Friday, November 24, 2023

Living My Life

I'm making this up as I go along. I see what others are doing and copy that, sometimes I do my own thing, but this really is mostly a phantasm of the reality that I live in. 

Sometimes I think that it's really important that I know all about healthy blood sugar levels and dig down deep into that and think that intermittent fasting is the way to live and it seems like that's right but then it becomes unnatural and I obsess and then all I think about is how I should be doing this thing that's supposed to make me healthy, when really just need to be mindful to a certain point and that's good enough. Sometimes I'm just hungry, I didn't have the time to plan things out and eat at a perfect time and be a perfect person.

That's OK

There's exercise as well, I should lift weights. That would help me reduce my risk of osteoporosis, which is high because it runs in the family and I already have osteopenia, but I over think it, I don't know which weights to lift, nor in which order or feel motivated enough to join a gym and have someone tell me what to do. So what do I do? I think I just need to do whatever I can with whatever I have. I'm not perfect, I don't have the perfect circumstances. 

I look at what I have and who I am and see that I have more of the same things that I've always had. I dive deep into what I like, more books, more thinking, more trying to make up for what I think I lack.
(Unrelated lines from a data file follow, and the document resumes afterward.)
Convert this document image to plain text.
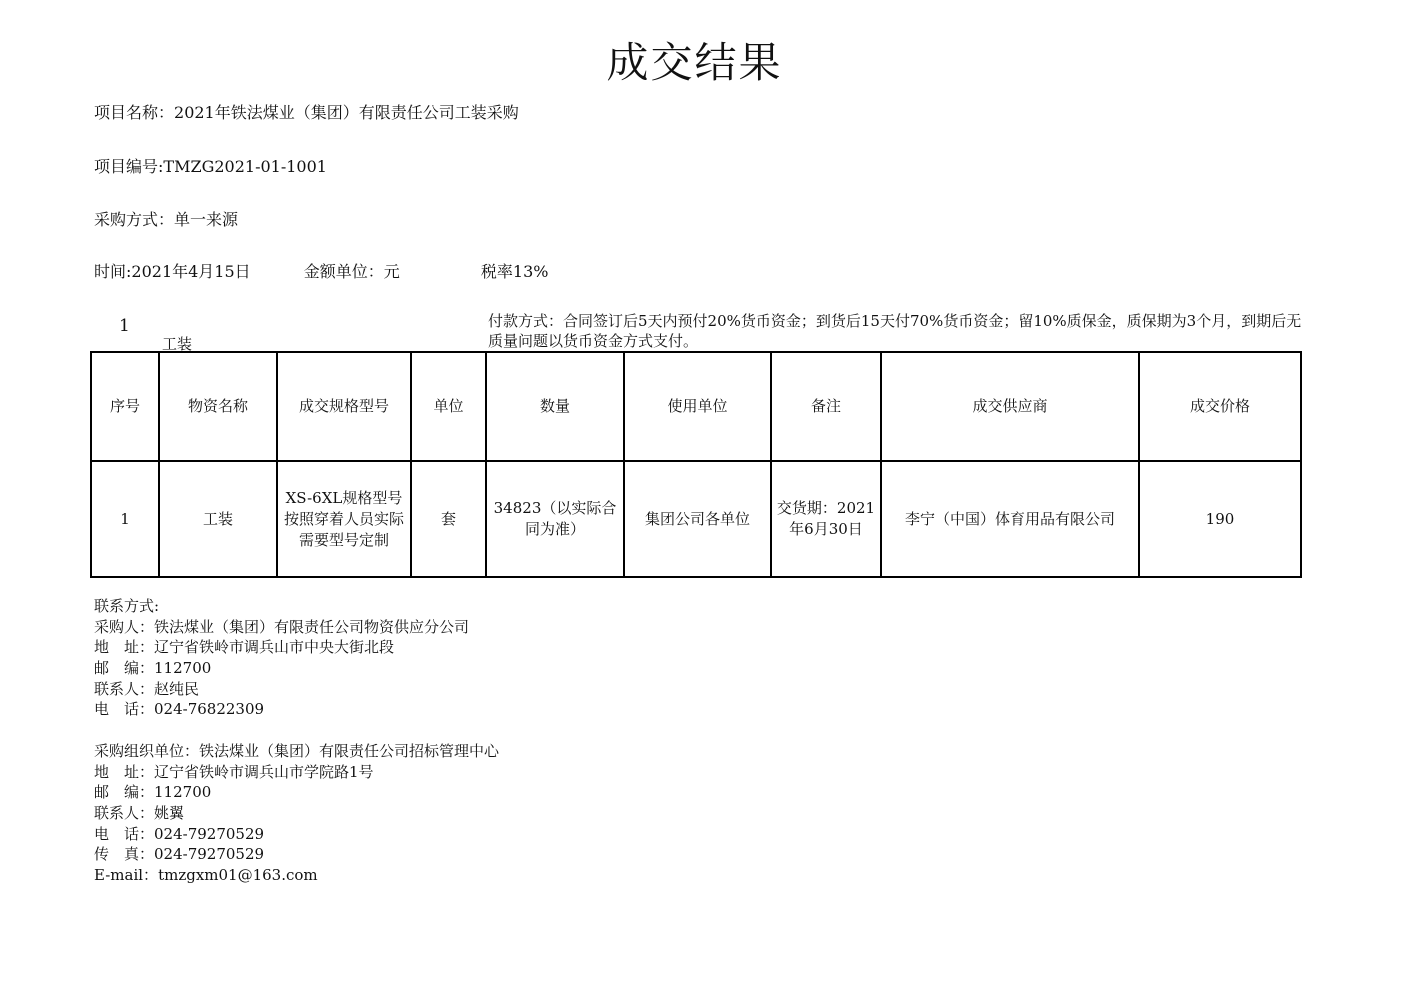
成交结果
项目名称：2021年铁法煤业（集团）有限责任公司工装采购
项目编号:TMZG2021-01-1001
采购方式：单一来源
时间:2021年4月15日	金额单位：元	税率13%
1
工装
付款方式：合同签订后5天内预付20%货币资金；到货后15天付70%货币资金；留10%质保金，质保期为3个月，到期后无质量问题以货币资金方式支付。
序号	物资名称	成交规格型号	单位	数量	使用单位	备注	成交供应商	成交价格
1	工装	XS-6XL规格型号按照穿着人员实际需要型号定制	套	34823（以实际合同为准）	集团公司各单位	交货期：2021年6月30日	李宁（中国）体育用品有限公司	190
联系方式:
采购人：铁法煤业（集团）有限责任公司物资供应分公司
地　址：辽宁省铁岭市调兵山市中央大街北段
邮　编：112700
联系人：赵纯民
电　话：024-76822309
采购组织单位：铁法煤业（集团）有限责任公司招标管理中心
地　址：辽宁省铁岭市调兵山市学院路1号
邮　编：112700
联系人：姚翼
电　话：024-79270529
传　真：024-79270529
E-mail：tmzgxm01@163.com
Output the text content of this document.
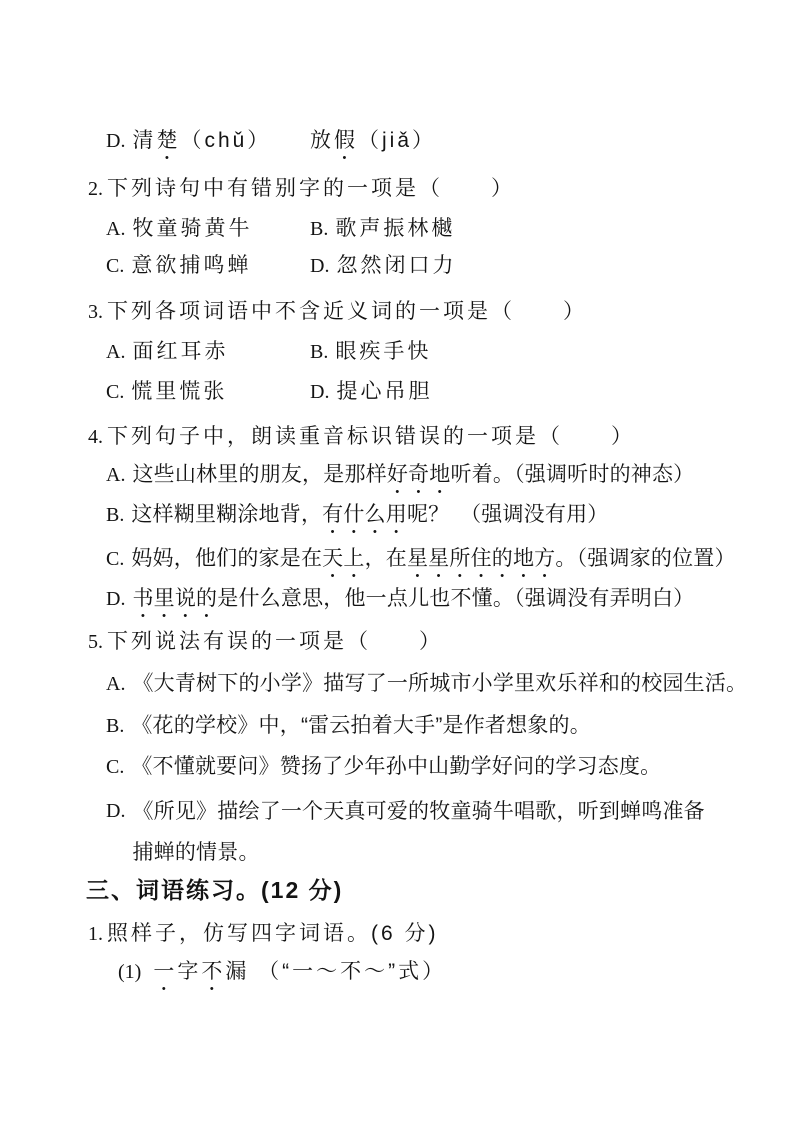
D. 清楚（chǔ） 放假（jiǎ）
2. 下列诗句中有错别字的一项是（　　）
A. 牧童骑黄牛	B. 歌声振林樾
C. 意欲捕鸣蝉	D. 忽然闭口力
3. 下列各项词语中不含近义词的一项是（　　）
A. 面红耳赤	B. 眼疾手快
C. 慌里慌张	D. 提心吊胆
4. 下列句子中，朗读重音标识错误的一项是（　　）
A. 这些山林里的朋友，是那样好奇地听着。（强调听时的神态）
B. 这样糊里糊涂地背，有什么用呢？　（强调没有用）
C. 妈妈，他们的家是在天上，在星星所住的地方。（强调家的位置）
D. 书里说的是什么意思，他一点儿也不懂。（强调没有弄明白）
5. 下列说法有误的一项是（　　）
A. 《大青树下的小学》描写了一所城市小学里欢乐祥和的校园生活。
B. 《花的学校》中，“雷云拍着大手”是作者想象的。
C. 《不懂就要问》赞扬了少年孙中山勤学好问的学习态度。
D. 《所见》描绘了一个天真可爱的牧童骑牛唱歌，听到蝉鸣准备捕蝉的情景。
三、词语练习。(12 分)
1. 照样子，仿写四字词语。(6 分)
(1) 一字不漏 （“一～不～”式）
But I have what I need, it's all here, I have books and family, I have the Christmas decorations and games and whimsy. I don't need to have a themed anything, where my whole house is set up in the same type of color, where my kitchen cabinet's are white and there are perfect place settings on my immaculate kitchen table. That's all an illusion anyway, it's empty. What I need is to just be, to get what I like because I like it. To be who I am, to like who I like and spend time with people just because I like spending time with them. 
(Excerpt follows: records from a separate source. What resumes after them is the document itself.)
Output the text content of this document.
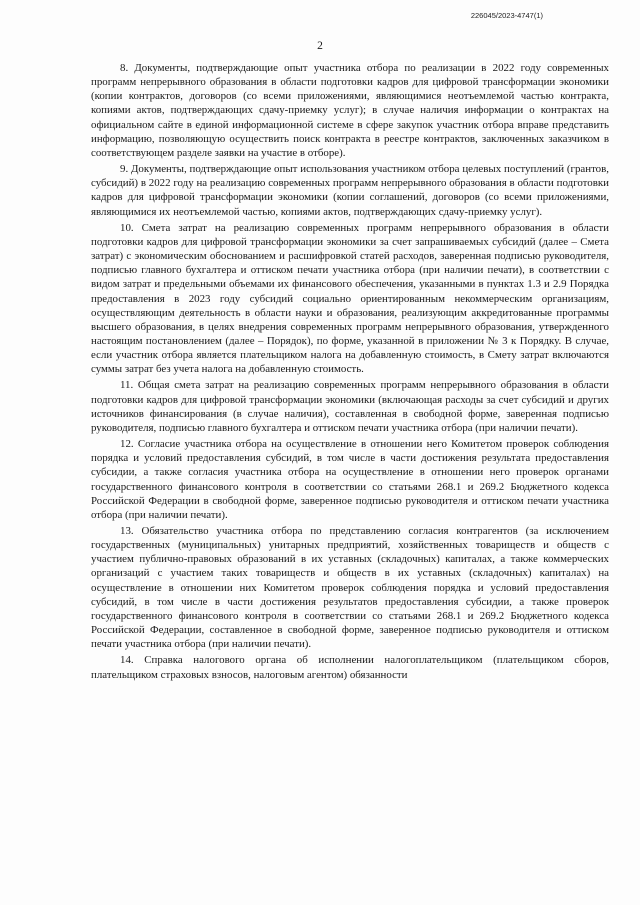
226045/2023-4747(1)
2

8. Документы, подтверждающие опыт участника отбора по реализации в 2022 году современных программ непрерывного образования в области подготовки кадров для цифровой трансформации экономики (копии контрактов, договоров (со всеми приложениями, являющимися неотъемлемой частью контракта, копиями актов, подтверждающих сдачу-приемку услуг); в случае наличия информации о контрактах на официальном сайте в единой информационной системе в сфере закупок участник отбора вправе представить информацию, позволяющую осуществить поиск контракта в реестре контрактов, заключенных заказчиком в соответствующем разделе заявки на участие в отборе).

9. Документы, подтверждающие опыт использования участником отбора целевых поступлений (грантов, субсидий) в 2022 году на реализацию современных программ непрерывного образования в области подготовки кадров для цифровой трансформации экономики (копии соглашений, договоров (со всеми приложениями, являющимися их неотъемлемой частью, копиями актов, подтверждающих сдачу-приемку услуг).

10. Смета затрат на реализацию современных программ непрерывного образования в области подготовки кадров для цифровой трансформации экономики за счет запрашиваемых субсидий (далее – Смета затрат) с экономическим обоснованием и расшифровкой статей расходов, заверенная подписью руководителя, подписью главного бухгалтера и оттиском печати участника отбора (при наличии печати), в соответствии с видом затрат и предельными объемами их финансового обеспечения, указанными в пунктах 1.3 и 2.9 Порядка предоставления в 2023 году субсидий социально ориентированным некоммерческим организациям, осуществляющим деятельность в области науки и образования, реализующим аккредитованные программы высшего образования, в целях внедрения современных программ непрерывного образования, утвержденного настоящим постановлением (далее – Порядок), по форме, указанной в приложении № 3 к Порядку. В случае, если участник отбора является плательщиком налога на добавленную стоимость, в Смету затрат включаются суммы затрат без учета налога на добавленную стоимость.

11. Общая смета затрат на реализацию современных программ непрерывного образования в области подготовки кадров для цифровой трансформации экономики (включающая расходы за счет субсидий и других источников финансирования (в случае наличия), составленная в свободной форме, заверенная подписью руководителя, подписью главного бухгалтера и оттиском печати участника отбора (при наличии печати).

12. Согласие участника отбора на осуществление в отношении него Комитетом проверок соблюдения порядка и условий предоставления субсидий, в том числе в части достижения результата предоставления субсидии, а также согласия участника отбора на осуществление в отношении него проверок органами государственного финансового контроля в соответствии со статьями 268.1 и 269.2 Бюджетного кодекса Российской Федерации в свободной форме, заверенное подписью руководителя и оттиском печати участника отбора (при наличии печати).

13. Обязательство участника отбора по представлению согласия контрагентов (за исключением государственных (муниципальных) унитарных предприятий, хозяйственных товариществ и обществ с участием публично-правовых образований в их уставных (складочных) капиталах, а также коммерческих организаций с участием таких товариществ и обществ в их уставных (складочных) капиталах) на осуществление в отношении них Комитетом проверок соблюдения порядка и условий предоставления субсидий, в том числе в части достижения результатов предоставления субсидии, а также проверок государственного финансового контроля в соответствии со статьями 268.1 и 269.2 Бюджетного кодекса Российской Федерации, составленное в свободной форме, заверенное подписью руководителя и оттиском печати участника отбора (при наличии печати).

14. Справка налогового органа об исполнении налогоплательщиком (плательщиком сборов, плательщиком страховых взносов, налоговым агентом) обязанности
I wrap myself up in the idea of doing and forget about the idea of being, thus abandoning myself. I've done this to myself since I was little, because I had to grasp around for structure, trying to figure out what I WAS supposed to do with my time. 
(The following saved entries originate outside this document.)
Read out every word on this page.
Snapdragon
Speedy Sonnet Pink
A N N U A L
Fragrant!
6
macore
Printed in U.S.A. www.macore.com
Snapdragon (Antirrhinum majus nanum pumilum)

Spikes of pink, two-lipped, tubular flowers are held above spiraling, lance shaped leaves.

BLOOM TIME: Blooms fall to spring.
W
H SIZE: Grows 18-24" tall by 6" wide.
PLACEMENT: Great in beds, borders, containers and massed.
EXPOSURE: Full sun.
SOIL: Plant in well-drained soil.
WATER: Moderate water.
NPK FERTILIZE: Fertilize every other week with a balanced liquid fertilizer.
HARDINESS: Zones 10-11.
I can let go of that now, I can let go of preconceived ideas about what I need to do and just do things, be who I am, love what I love and have fun with life. I can put together a perfect table setting if I feel like it, but it doesn't have to be perfect to enjoy it. I can get pillows for my couch to match my themed living room decorations if I want, or not. 

Because we are still playing, the ideas we get are just that, ideas. We can have fun with life, and do what we want to do, even as adults. Because as we take care of ourselves, doing our adult things, we can have fun as well. 

I can do all this, and not worry about it or what others think, and so can you.